Each is hallowed ground, poignant places out of our country's history. They're landscapes where much blood was spilled, places that became the final resting ground for thousands. And they're being desecrated by our indifference.
At Gettysburg National Military Park, which includes Gettysburg National Cemetery, the park's budget contains a 41 percent shortfall, according to the National Parks Conservation Association. At Andersonville National Historic Site, where nearly 18,000 American soldiers, sailors and marines are buried, more funding is needed to maintain the cemetery grounds. At Little Bighorn Battlefield National Monument, where nearly 5,000 are buried at Custer National Cemetery, development is pressing in on the cemetery and more money is needed to protect artifacts from the battlefield.
"The National Park Service has a unique ability to foster understanding of these sites and ensure that their significance is preserved for generations of Americans," NPCA President Tom Kiernan said last week in urging Congress to better fund the NPS. "It is up to Congress and the administration to see that the Park Service has the resources needed to do the job."
According to the NPCA, adoption of President Bush's FY08 budget proposal would provide an additional $79,000 for the Anderson National Historic Site, a 6 percent increase above its current funding level.

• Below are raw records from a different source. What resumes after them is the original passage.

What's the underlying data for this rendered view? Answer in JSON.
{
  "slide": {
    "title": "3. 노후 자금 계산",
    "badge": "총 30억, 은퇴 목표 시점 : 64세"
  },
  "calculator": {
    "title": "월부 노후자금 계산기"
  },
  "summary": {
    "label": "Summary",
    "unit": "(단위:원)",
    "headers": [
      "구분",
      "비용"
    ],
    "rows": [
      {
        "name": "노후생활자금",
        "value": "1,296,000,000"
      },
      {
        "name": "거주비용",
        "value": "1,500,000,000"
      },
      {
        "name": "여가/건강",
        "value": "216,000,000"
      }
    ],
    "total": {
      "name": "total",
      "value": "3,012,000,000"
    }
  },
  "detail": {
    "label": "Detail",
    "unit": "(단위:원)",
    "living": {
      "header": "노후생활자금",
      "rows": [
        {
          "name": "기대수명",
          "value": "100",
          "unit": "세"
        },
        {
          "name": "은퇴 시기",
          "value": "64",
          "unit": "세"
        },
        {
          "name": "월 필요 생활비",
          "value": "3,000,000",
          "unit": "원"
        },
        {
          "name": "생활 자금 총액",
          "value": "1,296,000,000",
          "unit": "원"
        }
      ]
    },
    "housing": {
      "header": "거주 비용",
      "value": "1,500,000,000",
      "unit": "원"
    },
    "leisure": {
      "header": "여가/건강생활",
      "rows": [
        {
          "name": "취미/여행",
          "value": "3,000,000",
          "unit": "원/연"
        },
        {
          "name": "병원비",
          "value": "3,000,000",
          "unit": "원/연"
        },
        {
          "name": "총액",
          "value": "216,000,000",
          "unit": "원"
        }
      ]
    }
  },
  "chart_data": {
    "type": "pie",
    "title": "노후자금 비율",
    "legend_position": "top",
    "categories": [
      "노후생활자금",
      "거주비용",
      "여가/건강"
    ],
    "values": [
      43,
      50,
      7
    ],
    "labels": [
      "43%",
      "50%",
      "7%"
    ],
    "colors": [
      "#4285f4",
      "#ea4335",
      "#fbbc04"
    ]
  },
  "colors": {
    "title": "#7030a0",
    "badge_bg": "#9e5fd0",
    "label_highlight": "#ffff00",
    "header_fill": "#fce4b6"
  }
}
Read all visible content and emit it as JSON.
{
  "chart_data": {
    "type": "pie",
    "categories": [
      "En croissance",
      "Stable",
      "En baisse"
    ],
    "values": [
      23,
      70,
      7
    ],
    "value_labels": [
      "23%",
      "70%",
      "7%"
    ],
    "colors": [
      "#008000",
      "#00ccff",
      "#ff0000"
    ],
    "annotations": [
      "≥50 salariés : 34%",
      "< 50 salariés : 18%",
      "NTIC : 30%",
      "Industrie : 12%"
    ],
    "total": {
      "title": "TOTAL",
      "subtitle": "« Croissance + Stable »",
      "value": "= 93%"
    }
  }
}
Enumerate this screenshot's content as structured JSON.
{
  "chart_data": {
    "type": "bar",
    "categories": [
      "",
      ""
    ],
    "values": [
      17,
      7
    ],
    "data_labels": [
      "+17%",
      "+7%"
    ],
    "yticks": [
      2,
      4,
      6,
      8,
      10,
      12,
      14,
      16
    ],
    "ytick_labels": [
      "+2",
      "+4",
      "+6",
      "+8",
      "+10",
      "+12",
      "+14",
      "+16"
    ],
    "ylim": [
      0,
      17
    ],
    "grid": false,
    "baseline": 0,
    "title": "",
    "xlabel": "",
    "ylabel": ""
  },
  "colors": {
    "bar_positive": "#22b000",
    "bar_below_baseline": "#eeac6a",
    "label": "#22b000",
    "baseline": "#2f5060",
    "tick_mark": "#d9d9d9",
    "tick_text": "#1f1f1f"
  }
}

There also would be $648,000 more -- a 37 percent increase -- for Shiloh National Military Park, which holds the Shiloh National Cementery, and $486,000 for the Antietam National Battlefield and Civil War Cemetery, a 16 percent bump.
In all, there are 14 national cemeteries in the national park system. And we shouldn't overlook them or the men and women who died in battle and are buried in these cemeteries.